¿Dónde está el burócrata?

FELIX LOPEZ

La vida va tan de prisa que no podemos permitirnos el lujo de aceptar las emboscadas de los burócratas en nuestros caminos cotidianos. Ellos tienen un olfato peculiar para descubrir cuando nos apura un trámite, una firma o un cuño salvador. Entonces, todopoderosos, hacen gala de su (in)sensibilidad, fruncen el ceño y comienzan el peloteo, esa suerte de "deporte" con más reglas que el béisbol.

El párrafo anterior, en síntesis, encierra las esencias de una decena de cartas que —originadas por diferentes tipos de burocromanías— he recibido en las últimas semanas. En una de ellas me hablan de las demoras en un traslado telefónico... Y lo peor es que se trata de un cambio entre dos municipios vecinos de la capital.

Pueden existir justificaciones objetivas, pero cómo explicar que una solicitud para cambiar de dirección un teléfono corra la suerte de viajar en una valija de correo, de una oficina a otra, siendo ETECSA una entidad privilegiada en materia de informatización. ¿Cuánto tiempo y recursos se ahorrarían de realizar diligencias de este tipo a través del correo electrónico?

Otros lectores se refieren a la lentitud con que se realizan los traslados de la Libreta de productos alimenticios o de la cuota del gas licuado, como si se tratara de dos cosas por las que un ser humano puede esperar pacientemente; o de los trámites para una declaratoria de heredero, verdadero zafari que puede ocuparnos un año de vida entre bancos, notarías y cajas de resarcimiento.

Así las cosas, traslado se ha convertido en una palabra que da pánico.
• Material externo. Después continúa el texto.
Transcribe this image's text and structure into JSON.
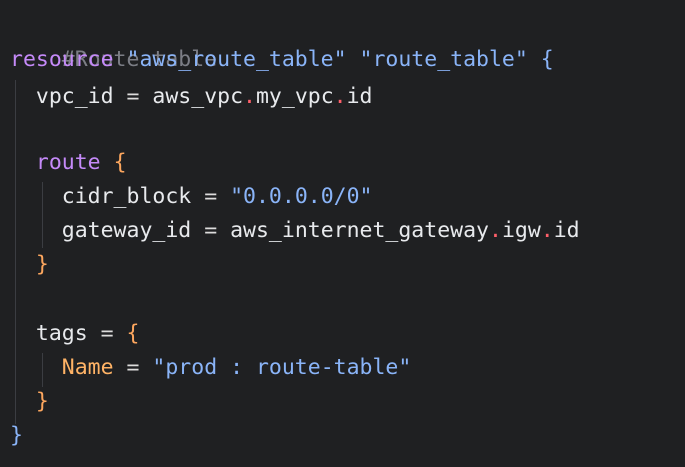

Sobran los ejemplos de simples gestiones que terminan convertidas en verdaderos ascensos, a pies descalzos, por escarpadas montañas de papeles, oficinas, sellos y certificados. En ese camino, además de gastar tiempo y dinero, ponemos a prueba nervios y presión arterial. Claro, no siempre se sobrevive.

Hay que tener un corazón de acero y una paciencia del alto del Turquino para soportar, después de una interminable cola, que una voz de robot nos diga: "La persona que puede resolver su caso no está, vuelva mañana". Y con mejor suerte: "Espere afuera, el funcionario que lo atenderá está merendando"...

Estoy seguro que cada uno puede contar su propia experiencia. El fenómeno es tan antiguo que no pudo escapar ni al diccionario. Burocracia —según la Real Academia Española, 1992— es el conjunto de funciones y trámites destinados a la ejecución de una decisión de carácter administrativa. El escritor y periodista Eduardo Galeano encontró una forma más exacta de decirlo: para cada solución, un problema.

Trabarlo todo. Esa es la filosofía del burócrata. Identificarlo es cosa fácil. Generalmente son de sangre fría, inmutables. Apasionados por la tinta, gustan de llevar varias plumas en los bolsillos y coleccionan agendas y pisapapeles. Su mejor amigo es el buró, pero tienen en los archivos a incondicionales confidentes. ¿Su máxima? Un cuño, luego existo.

Aunque en menor medida, existe la contrapartida de este personaje. Funcionarios que encuentran la manera de simplificar trámites y eliminar eslabones innecesarios; además de hacernos la vida feliz al actuar con amabilidad, respeto, dinamismo y presteza.

Sería de tontos pensar que la burocracia puede abolirse por decreto o decisiones institucionales. Perdura porque se alimenta de quienes permiten la cola absurda, el "peloteo" ilógico, la prepotencia del que se sabe con un cuño en la mano... El mejor antídoto está en enfrentarla con energía y talento, porque el burócrata es como un monstruo frágil que se alimenta de la falta de constancia de los que pelean contra ella.